Due to recent rains, water has pooled in various places in Farmer John's field, which is represented by a rectangle of N x M (1 <= N <= 100; 1 <= M <= 100) squares. Each square contains either water ('W') or dry land ('.'). Farmer John would like to figure out how many ponds have formed in his field. A pond is a connected set of squares with water in them, where a square is considered adjacent to all eight of its neighbors. 

Given a diagram of Farmer John's field, determine how many ponds he has.

Input

* Line 1: Two space-separated integers: N and M 

* Lines 2..N+1: M characters per line representing one row of Farmer John's field.

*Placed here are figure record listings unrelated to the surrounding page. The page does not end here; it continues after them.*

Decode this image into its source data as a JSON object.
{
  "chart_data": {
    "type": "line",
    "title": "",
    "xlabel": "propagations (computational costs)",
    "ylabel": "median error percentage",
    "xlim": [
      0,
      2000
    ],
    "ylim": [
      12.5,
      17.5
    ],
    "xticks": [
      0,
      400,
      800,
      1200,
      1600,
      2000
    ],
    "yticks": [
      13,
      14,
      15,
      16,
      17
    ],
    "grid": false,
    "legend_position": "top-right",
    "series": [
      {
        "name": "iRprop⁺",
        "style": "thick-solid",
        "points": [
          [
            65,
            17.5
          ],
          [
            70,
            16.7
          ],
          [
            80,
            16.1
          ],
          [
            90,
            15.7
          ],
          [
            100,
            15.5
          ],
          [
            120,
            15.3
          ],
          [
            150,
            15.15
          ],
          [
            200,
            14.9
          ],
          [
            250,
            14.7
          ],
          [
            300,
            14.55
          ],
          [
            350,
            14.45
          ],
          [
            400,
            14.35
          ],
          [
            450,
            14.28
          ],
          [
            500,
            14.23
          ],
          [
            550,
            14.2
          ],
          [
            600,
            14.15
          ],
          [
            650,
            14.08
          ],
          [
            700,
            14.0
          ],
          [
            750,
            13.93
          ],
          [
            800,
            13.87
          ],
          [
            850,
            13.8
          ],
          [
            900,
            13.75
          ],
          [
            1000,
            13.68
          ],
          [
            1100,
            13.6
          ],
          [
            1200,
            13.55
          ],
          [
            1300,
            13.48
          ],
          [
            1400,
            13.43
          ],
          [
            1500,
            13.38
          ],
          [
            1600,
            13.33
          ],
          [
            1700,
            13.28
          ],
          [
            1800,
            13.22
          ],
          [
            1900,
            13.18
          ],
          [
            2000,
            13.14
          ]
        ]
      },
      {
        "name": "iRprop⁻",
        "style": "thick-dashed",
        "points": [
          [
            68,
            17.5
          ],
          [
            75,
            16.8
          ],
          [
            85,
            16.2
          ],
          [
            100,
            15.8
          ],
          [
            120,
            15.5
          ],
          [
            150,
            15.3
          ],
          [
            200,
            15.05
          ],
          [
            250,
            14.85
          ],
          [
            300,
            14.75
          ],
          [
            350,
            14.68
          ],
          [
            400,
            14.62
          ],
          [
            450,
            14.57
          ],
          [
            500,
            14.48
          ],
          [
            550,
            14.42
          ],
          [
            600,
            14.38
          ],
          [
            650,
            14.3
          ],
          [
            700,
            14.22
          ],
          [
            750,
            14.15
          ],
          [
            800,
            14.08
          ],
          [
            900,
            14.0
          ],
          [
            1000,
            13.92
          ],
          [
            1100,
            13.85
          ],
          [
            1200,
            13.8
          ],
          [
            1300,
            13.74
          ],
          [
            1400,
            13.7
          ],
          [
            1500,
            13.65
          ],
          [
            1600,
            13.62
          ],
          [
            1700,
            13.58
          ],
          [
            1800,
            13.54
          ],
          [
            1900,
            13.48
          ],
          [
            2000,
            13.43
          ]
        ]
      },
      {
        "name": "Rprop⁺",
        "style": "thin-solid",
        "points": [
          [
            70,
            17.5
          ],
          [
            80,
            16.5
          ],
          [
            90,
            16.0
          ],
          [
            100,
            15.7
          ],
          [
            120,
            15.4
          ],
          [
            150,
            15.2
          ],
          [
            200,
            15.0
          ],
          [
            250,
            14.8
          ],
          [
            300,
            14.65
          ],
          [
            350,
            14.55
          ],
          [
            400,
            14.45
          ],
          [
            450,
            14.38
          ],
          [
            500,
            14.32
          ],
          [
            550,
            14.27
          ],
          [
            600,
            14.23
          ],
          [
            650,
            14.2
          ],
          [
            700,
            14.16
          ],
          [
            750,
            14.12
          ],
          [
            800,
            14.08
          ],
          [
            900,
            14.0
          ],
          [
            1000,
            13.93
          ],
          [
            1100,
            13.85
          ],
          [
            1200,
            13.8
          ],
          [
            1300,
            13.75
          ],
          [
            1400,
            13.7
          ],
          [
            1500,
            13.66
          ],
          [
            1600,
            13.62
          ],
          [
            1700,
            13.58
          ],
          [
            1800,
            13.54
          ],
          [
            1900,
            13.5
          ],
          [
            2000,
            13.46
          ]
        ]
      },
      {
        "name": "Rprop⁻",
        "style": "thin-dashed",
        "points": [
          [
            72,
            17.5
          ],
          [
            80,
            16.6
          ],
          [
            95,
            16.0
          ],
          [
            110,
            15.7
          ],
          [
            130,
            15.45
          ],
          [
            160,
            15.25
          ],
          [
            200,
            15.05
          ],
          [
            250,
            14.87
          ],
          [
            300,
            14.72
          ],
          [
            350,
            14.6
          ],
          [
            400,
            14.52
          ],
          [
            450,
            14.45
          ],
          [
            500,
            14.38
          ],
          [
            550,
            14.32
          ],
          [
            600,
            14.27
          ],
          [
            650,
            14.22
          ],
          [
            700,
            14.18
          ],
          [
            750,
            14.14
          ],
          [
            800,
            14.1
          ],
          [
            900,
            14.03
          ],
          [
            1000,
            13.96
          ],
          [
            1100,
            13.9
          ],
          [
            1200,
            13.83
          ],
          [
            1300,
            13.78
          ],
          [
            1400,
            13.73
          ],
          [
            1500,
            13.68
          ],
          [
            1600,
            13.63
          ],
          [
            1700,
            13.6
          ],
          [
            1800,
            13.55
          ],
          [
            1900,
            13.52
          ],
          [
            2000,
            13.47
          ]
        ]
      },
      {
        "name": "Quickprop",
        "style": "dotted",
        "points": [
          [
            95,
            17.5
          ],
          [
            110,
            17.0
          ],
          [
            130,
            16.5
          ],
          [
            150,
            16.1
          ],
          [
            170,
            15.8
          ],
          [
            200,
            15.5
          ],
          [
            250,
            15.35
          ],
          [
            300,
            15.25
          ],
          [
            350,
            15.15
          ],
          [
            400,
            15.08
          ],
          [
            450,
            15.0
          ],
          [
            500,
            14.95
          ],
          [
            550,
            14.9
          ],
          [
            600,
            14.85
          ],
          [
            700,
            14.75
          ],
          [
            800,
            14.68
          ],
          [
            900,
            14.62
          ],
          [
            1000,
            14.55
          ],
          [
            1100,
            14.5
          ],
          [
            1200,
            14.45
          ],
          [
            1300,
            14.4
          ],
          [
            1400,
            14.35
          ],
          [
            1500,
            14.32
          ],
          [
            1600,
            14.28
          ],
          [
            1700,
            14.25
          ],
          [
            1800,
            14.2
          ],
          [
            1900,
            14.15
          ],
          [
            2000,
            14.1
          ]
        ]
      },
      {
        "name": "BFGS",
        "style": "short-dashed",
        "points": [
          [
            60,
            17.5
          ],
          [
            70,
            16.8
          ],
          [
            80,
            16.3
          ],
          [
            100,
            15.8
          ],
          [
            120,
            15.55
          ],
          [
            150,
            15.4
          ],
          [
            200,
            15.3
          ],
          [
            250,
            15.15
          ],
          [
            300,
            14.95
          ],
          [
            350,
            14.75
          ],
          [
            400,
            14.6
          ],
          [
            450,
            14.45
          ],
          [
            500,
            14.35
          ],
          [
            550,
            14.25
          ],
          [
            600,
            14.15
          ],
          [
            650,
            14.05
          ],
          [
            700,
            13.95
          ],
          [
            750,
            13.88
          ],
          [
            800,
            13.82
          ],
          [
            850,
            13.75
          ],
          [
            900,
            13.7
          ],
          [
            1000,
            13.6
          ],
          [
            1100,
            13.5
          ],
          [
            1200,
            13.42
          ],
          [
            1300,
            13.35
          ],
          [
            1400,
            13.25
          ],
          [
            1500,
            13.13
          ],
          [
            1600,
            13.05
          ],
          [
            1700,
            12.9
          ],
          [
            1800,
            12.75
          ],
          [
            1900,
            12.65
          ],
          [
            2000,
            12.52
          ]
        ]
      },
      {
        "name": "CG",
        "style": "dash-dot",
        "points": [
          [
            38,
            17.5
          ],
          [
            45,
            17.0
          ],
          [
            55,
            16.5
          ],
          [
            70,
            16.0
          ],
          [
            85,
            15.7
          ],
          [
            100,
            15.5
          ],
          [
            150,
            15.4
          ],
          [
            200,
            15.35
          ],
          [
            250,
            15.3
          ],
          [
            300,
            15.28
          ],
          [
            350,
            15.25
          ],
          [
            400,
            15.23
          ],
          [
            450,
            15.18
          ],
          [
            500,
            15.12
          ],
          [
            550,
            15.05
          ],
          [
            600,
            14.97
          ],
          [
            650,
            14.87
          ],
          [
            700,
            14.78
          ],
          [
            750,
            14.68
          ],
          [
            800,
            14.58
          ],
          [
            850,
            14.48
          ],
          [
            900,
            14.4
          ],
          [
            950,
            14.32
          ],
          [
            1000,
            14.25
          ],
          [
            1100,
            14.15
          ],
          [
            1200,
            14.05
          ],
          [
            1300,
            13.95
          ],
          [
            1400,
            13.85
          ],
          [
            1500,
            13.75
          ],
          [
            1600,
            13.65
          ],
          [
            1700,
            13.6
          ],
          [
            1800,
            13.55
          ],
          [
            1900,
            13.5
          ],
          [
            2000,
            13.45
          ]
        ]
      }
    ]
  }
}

Each character is either 'W' or '.'. The characters do not have spaces between them.

Output

* Line 1: The number of ponds in Farmer John's field.

Sample Input

10 12
W........WW.
.WWW.....WWW
....WW...WW.
.........WW.
.........W..
..W......W..
.W.W.....WW.
W.W.W.....W.
.W.W......W.
..W.......W.

Sample Output

3

#include <stdio.h>
char M[101][101];
int Used[101][101];
int direction[8][2]={{-1,-1},{-1,0},{-1,1},{0,-1},{0,1},{1,-1},{1,0},{1,1}};
int i,j,p;
int col,row;
int iCount=0;

void DFS(int x,int y)
{
	int k;
	for(k=0;k<8;k++)
	{
		int tx= x+direction[k][0];
		int ty= y+direction[k][1];
		if(tx >= 0 && tx < row && ty >= 0 && ty < col && M[tx][ty] == 'W' && Used[tx][ty]==0)
		{
				Used[tx][ty]=1;
				DFS(tx,ty);
		}
	}
}

int main()
{

	scanf("%d%d",&row,&col);
	for(i=0;i<row;i++)
		scanf("%s",M[i]);
	for(i=0;i<row;i++)
	{
		for(j=0;j<col;j++)
		{
			if(M[i][j]=='W' && Used[i][j] == 0)
			{
					Used[i][j]=1;  //将其本身赋为已访问过(注意:这一点容易被忽略)
					DFS(i,j);
					iCount++;
			}
		}
	}
	printf("%d\n",iCount);
}